OKTOBER 2008: Ich habe meiner Pflegefamilie verziehen und mit meiner Vergangenheit Frieden geschlossen.

OKTOBER 2008: In Berlin lerne ich ihn kennen. Unsere Wege kreuzen sich immer wieder. Es entsteht eine Freundschaft, die darauf aufbaut, dass wir uns immer wieder per Zufall begegnen und wortwörtlich über den Weg laufen.

NOVEMBER 2008: Aufgrund einer Operation treten bei mir dauerhafte, nicht mehr zu behebende Gleichgewichtsstörungen auf. Da ich ganz allein stehe, entschliesse ich mich, in ein Altersheim umzuziehen.

NOVEMBER 2008: Ich bekomme die Diagnose «Brustkrebs». Ich laufe ziellos in der Stadt herum. Das Gefühl, nicht mehr richtig atmen zu können.

DEZEMBER 2008: Ich halte mein Göttimeitli auf dem Arm und habe mich gerade vom Mann meines Lebens getrennt – Tränen und Glück im selben Moment.

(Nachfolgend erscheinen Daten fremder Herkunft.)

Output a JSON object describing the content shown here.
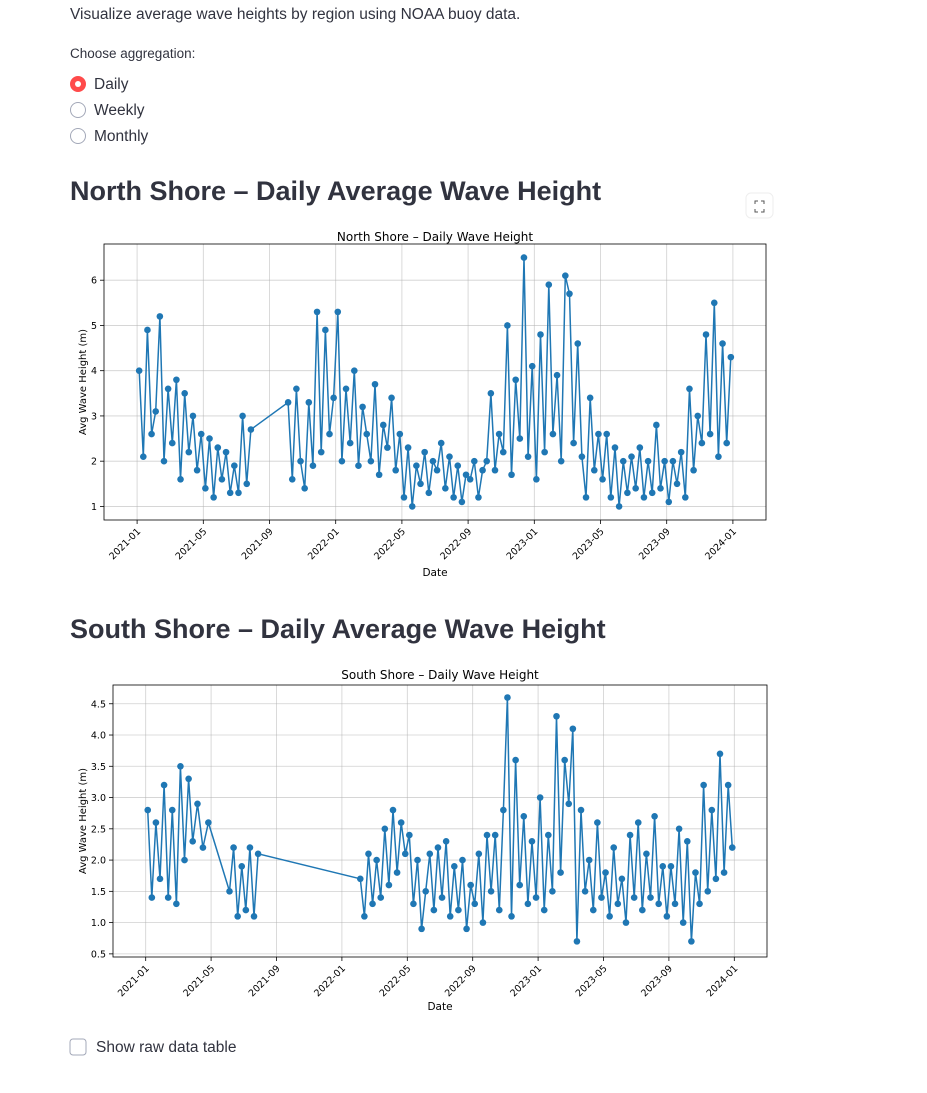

DEZEMBER 2008: Ich interviewe Frau Stohler, sie erzählt mir ihre Lebensgeschichte. Ich bin berührt und weiss: das ist es.

DEZEMBER 2008: Ich muss von einer Stunde auf die andere ins Spital und fokussiere zwangsmässig nur noch auf Lebenserhaltendes.

DEZEMBER 2008: Als ich bekanntgebe, dass ich die Lehrstelle bei der Polizei absagen werde, sagen mir meine Stiefmutter und mein Vater, dass ich mein Leben so nicht weiterleben kann, zum Studieren sei ich zu dumm. Ich bringe schüchtern heraus, dass ich noch was verschwiegen habe. Ich sei schwul. Darauf bekomme ich nur weitere wütende Blicke und ein schnippisches «Und? Haste denn 'nen Freund?» zu hören. Ich sage «Nein» und beschliesse, so schnell wie möglich auszuziehen.

DEZEMBER 2008: Mein Sohn kommt gesund zur Welt. Der schönste Tag meines Lebens. Dieses kleine Etwas soll ich erzeugt haben? Wow. Bin ich gut! Ein kleiner «Harry Potter», denn auch er hat eine Art Blitz auf der Stirn und wird im gleichen Mass geliebt.

DEZEMBER 2008: Ich rufe eine mir unbekannte Nummer zurück von einem Handy, das nicht meins ist.